TRON: Ares — Review
Source: Disney
More than a decade after Joseph Kosinski’s TRON: Legacy reinvigorated the franchise with neon spectacle and a Daft Punk score, Joachim Rønning takes the reins and brings us back into the Grid with TRON: Ares. This sequel is refreshing in the sense that it’s the rare follow-up that doesn’t succumb to nostalgia bait, keeping fan service and references to its predecessors to a minimum. Instead of rehashing familiar territory, TRON: Ares aims to update the franchise for the AI age. Unfortunately, the very screenplay that strives to do something fresh and different is also the film’s downfall. Despite its ambitions, the film ultimately feels more synthetic than inspired. Any attempts at exploring themes of sentience and digital autonomy feel frustratingly surface-level for a film of this caliber.
TRON: Ares suffers from a story and characters that feel both lifeless and mundane. One could argue that the characters are intentionally lifeless, seeing as some of them are programs rather than people. The film follows Ares (Jared Leto), a program created by Julian Dillinger, CEO of Dillinger Enterprises (Evan Peters), as he’s sent from the digital realm into the real world. Leto brings an eerie stoicism to the role, but the script fails to give him a compelling arc. Even the human characters lack depth and remain one-dimensional. Greta Lee stars as ENCOM CEO Eve Kim, and while she adds a few fleeting moments of warmth and empathy, the emotional beats fall flat.
Source: Disney
The cast tries their best with the material, but the script undermines them at every turn. Attempts at humor never quite land, emotional beats are sparse and ineffective, and the dialogue alternates between hollow and painfully cheesy. The film’s pacing doesn’t do it any favors either. For too much of its runtime, the story feels aimless, and by the time we arrive at the film’s conclusion, there hasn’t been enough emotional build-up for it to stick the landing.

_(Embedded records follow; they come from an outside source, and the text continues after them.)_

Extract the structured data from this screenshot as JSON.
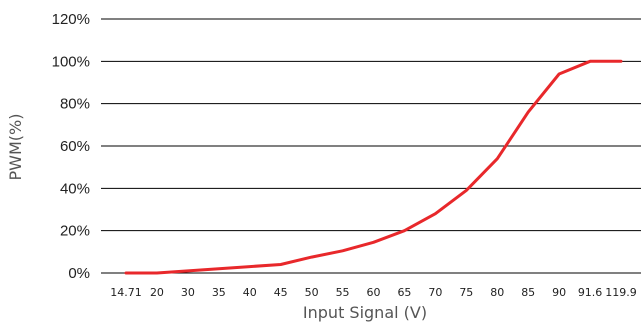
{
  "chart_data": {
    "type": "line",
    "xlabel": "Input Signal (V)",
    "ylabel": "PWM(%)",
    "categories": [
      "14.71",
      "20",
      "30",
      "35",
      "40",
      "45",
      "50",
      "55",
      "60",
      "65",
      "70",
      "75",
      "80",
      "85",
      "90",
      "91.6",
      "119.9"
    ],
    "y_ticks": [
      "0%",
      "20%",
      "40%",
      "60%",
      "80%",
      "100%",
      "120%"
    ],
    "ylim": [
      0,
      120
    ],
    "grid": "horizontal",
    "series": [
      {
        "values": [
          0,
          0,
          1,
          2,
          3,
          4,
          7.5,
          10.5,
          14.5,
          20,
          28,
          39,
          54,
          76,
          94,
          100,
          100
        ]
      }
    ],
    "colors": {
      "line": "#e8282b",
      "grid": "#000000"
    }
  }
}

The technical aspects are where TRON: Ares shines. The film looks and sounds spectacular thanks to impeccable sound design, stunning cinematography, and glossy production design. The biggest highlight is Nine Inch Nails’ infectious electronic score, which will likely be the one element universally praised regardless of how audiences feel about the film itself. Perhaps this movie would have been better off as a two-hour Nine Inch Nails music video instead.
In the end, TRON: Ares is all style and no substance, a sleek, hollow vessel gliding through a digital void. The film is simultaneously visually dazzling and emotionally vacant, squandering the potential of its timely premise. It’s gorgeous to look at and thrilling to listen to, but difficult to feel. It failed to evoke any emotion, excitement, or even mild amusement; the only thing it made me feel was an unshakeable sense of boredom.
TRON: Ares hits theaters on October 9, 2025.